Does she have dementia? It makes a big difference.
Anytime I needed my dad to accept outside help (outside of my caring for him) I asked my dad to do it for me. My dad knew I did a lot for him and took care of everything for him so when I would ask him to do something for me he'd agree, for my sake.
But like Babalou brought up, if your mom has dementia that's a whole other ballgame where logic and reason won't do any good.
I think I would question if your mom was thinking clearly, wouldn't she want for you to have this happen, as it benefits you both? When the ability to reason that way goes away, I would be inclined to explore why. Then, you might be in a better position to figure out how to work through. If there is mental decline, your approach might be quite different than otherwise.

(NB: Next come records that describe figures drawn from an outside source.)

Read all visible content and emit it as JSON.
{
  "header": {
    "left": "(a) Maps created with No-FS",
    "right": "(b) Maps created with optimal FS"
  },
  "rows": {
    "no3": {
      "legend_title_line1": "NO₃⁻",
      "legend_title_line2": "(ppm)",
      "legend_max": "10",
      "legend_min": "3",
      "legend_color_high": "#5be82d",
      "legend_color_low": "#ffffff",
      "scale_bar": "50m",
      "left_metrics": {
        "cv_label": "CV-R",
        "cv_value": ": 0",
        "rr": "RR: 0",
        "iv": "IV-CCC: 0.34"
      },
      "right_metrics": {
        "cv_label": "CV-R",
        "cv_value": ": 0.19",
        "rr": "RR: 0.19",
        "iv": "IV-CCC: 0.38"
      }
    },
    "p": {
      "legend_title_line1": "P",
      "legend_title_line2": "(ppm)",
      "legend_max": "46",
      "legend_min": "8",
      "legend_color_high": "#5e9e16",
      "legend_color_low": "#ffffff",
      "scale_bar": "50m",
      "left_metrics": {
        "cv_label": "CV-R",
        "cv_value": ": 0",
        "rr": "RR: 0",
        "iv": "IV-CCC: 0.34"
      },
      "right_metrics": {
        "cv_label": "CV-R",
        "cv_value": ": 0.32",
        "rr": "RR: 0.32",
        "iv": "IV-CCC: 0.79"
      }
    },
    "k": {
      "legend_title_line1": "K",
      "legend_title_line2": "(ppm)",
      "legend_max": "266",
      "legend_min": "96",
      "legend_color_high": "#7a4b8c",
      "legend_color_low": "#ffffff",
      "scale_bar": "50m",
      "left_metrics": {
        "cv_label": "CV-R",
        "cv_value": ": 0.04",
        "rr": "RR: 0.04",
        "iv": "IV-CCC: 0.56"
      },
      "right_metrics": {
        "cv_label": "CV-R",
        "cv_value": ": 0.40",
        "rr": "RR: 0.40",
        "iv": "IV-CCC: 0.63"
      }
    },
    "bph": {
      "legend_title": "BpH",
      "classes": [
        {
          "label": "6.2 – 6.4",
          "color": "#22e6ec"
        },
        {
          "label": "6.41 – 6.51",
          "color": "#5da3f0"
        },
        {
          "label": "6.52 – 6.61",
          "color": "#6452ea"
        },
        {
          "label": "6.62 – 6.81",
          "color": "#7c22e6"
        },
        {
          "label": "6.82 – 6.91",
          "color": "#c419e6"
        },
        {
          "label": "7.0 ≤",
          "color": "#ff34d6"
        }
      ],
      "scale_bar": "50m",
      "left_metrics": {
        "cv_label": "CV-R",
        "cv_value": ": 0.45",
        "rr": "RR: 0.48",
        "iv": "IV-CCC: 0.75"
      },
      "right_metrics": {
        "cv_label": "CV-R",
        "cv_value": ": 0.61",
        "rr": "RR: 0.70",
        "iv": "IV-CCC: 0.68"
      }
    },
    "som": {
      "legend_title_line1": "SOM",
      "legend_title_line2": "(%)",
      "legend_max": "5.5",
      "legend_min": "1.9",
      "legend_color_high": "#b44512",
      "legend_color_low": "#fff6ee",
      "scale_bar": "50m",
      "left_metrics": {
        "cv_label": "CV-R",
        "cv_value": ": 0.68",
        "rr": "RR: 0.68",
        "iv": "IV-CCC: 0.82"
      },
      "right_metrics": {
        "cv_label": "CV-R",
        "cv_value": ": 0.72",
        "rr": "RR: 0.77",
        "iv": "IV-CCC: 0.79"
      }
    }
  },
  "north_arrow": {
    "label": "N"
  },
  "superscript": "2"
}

No matter what we do or say, our parent will insist that they can manage by themselves, they need no help at all. I think it is the fear of losing yet more independence. And if you are living under your Mom's roof, that makes it even harder to break away, because everything has been status-quo and Mom thinks it will go on forever. In our parent(s) eyes, we are still the "kid" and not a senior citizen ourselves with our own age decline, aches and pains.
One writer on this forum, Windyridge, came up with a good idea that worked when dealing with his parents.... he pretended the outside help were old high school buddies or friends. Windy's Dad [who has dementia] accepted that reasoning.
Therefore, if you are under the same roof with Mom, you can saying the outside help is for "you" and not for your Mom. Maybe that might be more acceptable... or maybe not.